После короткого совещания мы звоним к дяде Габриэля. Габриэль будет дома через два часа, дядя должен пораньше сюда приехать. У него есть джип, будто бы специально созданный для перевозки буйных наркоманов. Когда он наконец-то приезжает, женщины проводят с нами еще одно совещание, а потом с одним дядюшкой. В конце концов, все убеждаются в том, что нужно принять мое предложение. Потом наступает время ожидания, во время которого жена собирает для Габриэля зубную щетку, электробритву и немного белья. Я делаю женщинам чай, ну и себе, конечно, тоже. В состоянии, в котором я сейчас нахожусь, даже наименьшее удовольствие превращается в настоящую оргию, не говоря уже об ароматном, обильно подслащенном чае.

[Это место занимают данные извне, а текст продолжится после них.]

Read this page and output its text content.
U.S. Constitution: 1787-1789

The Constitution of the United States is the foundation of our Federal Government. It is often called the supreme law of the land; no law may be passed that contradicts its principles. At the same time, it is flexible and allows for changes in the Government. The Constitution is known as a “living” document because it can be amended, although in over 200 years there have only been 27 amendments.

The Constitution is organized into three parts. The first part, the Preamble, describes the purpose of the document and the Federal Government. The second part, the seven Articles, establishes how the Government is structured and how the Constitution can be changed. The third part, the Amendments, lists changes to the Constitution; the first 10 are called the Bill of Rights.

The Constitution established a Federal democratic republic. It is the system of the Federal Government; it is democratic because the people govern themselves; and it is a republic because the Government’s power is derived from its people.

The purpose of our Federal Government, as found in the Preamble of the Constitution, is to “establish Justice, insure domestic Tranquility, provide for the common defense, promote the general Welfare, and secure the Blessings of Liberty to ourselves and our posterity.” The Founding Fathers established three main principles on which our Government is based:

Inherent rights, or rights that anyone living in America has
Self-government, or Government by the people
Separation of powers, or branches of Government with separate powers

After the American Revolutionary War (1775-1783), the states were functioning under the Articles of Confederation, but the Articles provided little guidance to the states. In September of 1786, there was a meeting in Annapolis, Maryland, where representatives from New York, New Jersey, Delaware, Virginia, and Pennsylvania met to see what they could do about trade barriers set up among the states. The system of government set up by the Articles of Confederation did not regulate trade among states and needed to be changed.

Мое спокойствие служит опорой для матери и жены Габриэля, а также для дяди. И благодаря этому операция проходит на удивление легко. Габриэль наконец-то появляется дома — конечно же, жестко обкуренный. Но, несмотря на это, он орет, когда все мы ведем его к машине. Он кричит, что это я — обдолбанный, что это я — последний наркоман. Мать говорит ему, что в таком случае и она тоже наркоманка.

Потом Габриэля располагают в моей квартире, на моей кровати. Это выглядит так: я сижу у него на груди, а он плюет в меня и кусается. Я сдерживаюсь, чтобы не заснуть от удовольствия, а дядя наконец-то уходит.

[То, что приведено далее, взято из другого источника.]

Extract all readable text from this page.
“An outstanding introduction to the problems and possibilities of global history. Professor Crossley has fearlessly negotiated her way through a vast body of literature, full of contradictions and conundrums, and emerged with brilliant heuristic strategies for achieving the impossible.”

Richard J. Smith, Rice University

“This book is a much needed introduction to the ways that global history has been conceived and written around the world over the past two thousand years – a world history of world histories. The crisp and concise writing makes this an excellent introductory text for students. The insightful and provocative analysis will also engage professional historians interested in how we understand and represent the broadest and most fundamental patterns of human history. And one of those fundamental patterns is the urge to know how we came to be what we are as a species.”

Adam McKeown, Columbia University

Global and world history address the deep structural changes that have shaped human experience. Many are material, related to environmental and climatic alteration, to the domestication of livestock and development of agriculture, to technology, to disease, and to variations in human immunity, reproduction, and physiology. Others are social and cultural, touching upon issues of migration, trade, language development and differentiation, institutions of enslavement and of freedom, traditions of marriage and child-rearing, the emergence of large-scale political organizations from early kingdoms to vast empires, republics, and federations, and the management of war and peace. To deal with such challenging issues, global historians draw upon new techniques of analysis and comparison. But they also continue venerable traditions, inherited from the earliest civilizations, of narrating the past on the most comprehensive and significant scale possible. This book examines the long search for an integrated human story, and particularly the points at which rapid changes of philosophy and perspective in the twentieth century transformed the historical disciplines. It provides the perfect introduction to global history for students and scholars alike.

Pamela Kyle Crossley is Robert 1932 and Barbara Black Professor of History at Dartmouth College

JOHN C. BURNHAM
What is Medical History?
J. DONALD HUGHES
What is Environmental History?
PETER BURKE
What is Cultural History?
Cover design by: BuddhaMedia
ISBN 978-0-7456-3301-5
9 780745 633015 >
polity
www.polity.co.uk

Возвращается Бартек и охотно сменяет меня на посту, тем более что Габриэль уже не кусается. А я должен достать очередную порцию коричневого порошка и пыхнуть. Пока тут находится Габриэль, я не могу опять стать тряпкой, иначе я его выпущу.

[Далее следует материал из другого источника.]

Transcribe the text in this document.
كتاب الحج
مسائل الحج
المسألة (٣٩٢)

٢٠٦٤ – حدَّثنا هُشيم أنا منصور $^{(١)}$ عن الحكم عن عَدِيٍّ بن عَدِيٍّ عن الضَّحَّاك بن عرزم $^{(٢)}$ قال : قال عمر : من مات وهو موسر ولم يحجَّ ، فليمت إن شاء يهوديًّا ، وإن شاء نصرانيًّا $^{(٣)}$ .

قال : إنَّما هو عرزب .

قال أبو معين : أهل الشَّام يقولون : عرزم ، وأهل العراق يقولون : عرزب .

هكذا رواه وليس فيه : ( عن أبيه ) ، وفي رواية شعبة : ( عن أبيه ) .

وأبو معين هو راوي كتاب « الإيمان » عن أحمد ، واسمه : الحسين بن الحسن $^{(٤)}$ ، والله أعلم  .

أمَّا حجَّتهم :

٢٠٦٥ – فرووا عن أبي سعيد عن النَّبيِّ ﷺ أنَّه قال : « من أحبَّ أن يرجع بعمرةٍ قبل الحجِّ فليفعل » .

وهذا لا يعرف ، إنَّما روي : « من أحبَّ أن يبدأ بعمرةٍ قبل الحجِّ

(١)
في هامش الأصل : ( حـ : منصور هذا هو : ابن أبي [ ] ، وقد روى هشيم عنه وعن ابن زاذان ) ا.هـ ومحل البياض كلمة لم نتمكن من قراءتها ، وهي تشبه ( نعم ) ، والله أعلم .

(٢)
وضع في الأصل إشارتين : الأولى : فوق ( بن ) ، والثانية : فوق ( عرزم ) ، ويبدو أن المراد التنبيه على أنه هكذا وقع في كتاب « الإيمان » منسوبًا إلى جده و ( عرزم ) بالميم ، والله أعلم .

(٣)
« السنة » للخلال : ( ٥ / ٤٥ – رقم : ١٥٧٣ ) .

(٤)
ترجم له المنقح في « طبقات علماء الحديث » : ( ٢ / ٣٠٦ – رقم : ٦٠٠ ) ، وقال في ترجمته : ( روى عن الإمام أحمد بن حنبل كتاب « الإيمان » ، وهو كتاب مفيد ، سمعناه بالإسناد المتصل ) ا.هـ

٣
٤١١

Конечно, с определенной точки зрения очень жаль, что Габриэль не может пыхнуть. Он даже на трезвяк настолько миндально-милый, что, когда он курит, в этом есть что-то глубоко подлинное. Будто бы маленькая частичка Великого Сладкого Обдолбежа, которая когда-то от него отпала, возвращается сейчас во чрево Матери-Геры, Немного жаль, что он уже больше не будет курить. Но эта жалость так чудесно компонуется с моим счастьем и счастьем, которое я сейчас даю Габриэлю на всю жизнь, что я от удовольствия трусь щекой о бок обездвиженного парня.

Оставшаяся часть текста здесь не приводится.